The top of the Empire State Building is a classic NYC must-do for almost everyone visiting the city, however the observation decks are not the only way, or even the best way to experience one the ESB. A major downside of visiting these observatories is that any pictures of the NYC skyline will be missing its most iconic feature: the Empire State Building itself. Instead of the ESB, consider visiting the ‘Top of the Rock’ or ‘One World Trade’. Both of these buildings offer the same unparalleled views for less $$$, with the added bonus of being able to appreciate the ESB in the New York skyline.
This New York City highlight, also known as ‘the crossroads of the world’, can be seen from space! No tickets are required to enjoy Times Square, although it is close in proximity to the city’s theater district, and taking in a Broadway show is a quintessential New York experience.
Despite its (earned) reputation for being loud, dirty, and over-crowded, Times Square remains a ‘can’t miss New York City sight’. The constant hustle and bustle of the area, street performers, costumed characters and dazzling bright lights are hypnotic. Visit Times Square at night to experience the full magnitude of this Wonder of the Modern World. Make your way from the subway to the electric red stadium style seating (AKA: the TKTS Booth where you can purchase discount last minutes tickets to Broadway shows), to take in Times Square from an elevated vantage point. From here you can look out over the masses, take in the blinding marquee boards, and marvel at the fact that you’ve made it here, now you can make it anywhere.

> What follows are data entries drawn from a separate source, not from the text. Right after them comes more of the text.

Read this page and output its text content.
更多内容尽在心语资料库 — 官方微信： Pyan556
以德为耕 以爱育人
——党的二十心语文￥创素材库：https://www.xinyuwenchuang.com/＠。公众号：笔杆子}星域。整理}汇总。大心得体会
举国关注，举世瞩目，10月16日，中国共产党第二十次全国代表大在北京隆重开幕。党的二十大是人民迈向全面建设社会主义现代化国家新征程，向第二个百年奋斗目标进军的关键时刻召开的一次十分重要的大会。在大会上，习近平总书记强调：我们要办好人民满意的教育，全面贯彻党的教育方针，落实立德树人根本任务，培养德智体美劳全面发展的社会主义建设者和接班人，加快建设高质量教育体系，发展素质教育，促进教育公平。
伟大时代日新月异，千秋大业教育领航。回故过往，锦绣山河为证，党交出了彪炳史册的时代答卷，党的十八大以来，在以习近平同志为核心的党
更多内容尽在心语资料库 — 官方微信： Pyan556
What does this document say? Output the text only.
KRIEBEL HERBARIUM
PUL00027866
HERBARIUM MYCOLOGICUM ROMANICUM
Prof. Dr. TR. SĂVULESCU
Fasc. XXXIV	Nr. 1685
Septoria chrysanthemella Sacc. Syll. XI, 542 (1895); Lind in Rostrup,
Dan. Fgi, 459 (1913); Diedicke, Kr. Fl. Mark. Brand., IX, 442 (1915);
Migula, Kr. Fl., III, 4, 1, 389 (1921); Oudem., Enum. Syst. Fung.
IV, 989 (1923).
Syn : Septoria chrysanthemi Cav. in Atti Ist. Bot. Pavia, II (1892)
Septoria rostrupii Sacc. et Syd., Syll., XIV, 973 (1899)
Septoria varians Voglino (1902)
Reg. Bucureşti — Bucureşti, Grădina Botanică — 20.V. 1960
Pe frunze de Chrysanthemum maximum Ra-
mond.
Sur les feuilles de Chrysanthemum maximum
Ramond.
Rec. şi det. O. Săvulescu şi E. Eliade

Last on this list, but far from least is Central Park. The urban oasis is a reprieve from concrete and skyscrapers. If you look at Manhattan on a map, or even glance out your window on the flight in you will get a feel for the immense scale of Central Park. Like the city itself it’s impossible to experience everything the park has to offer in a single visit.
If you’re short on time and just looking to cross this one off your bucket list, pack a lunch, take a blanket, pick a grassy knoll, and picnic until your heart is content. Or pick any park entrance between 59th and 110th and cross the width for a brief escape. To see more specific sight and attractions in Central Park plan your trip well ahead of time. Shakespeare in the Park, the Belvedere Castle, Cleopatra’s Needle, and the Metropolitan Museum of Art are some of my all time favorite ways to kill time and relax in the city, but be prepared to spend upwards of several hours wandering the park to really enjoy Central Park.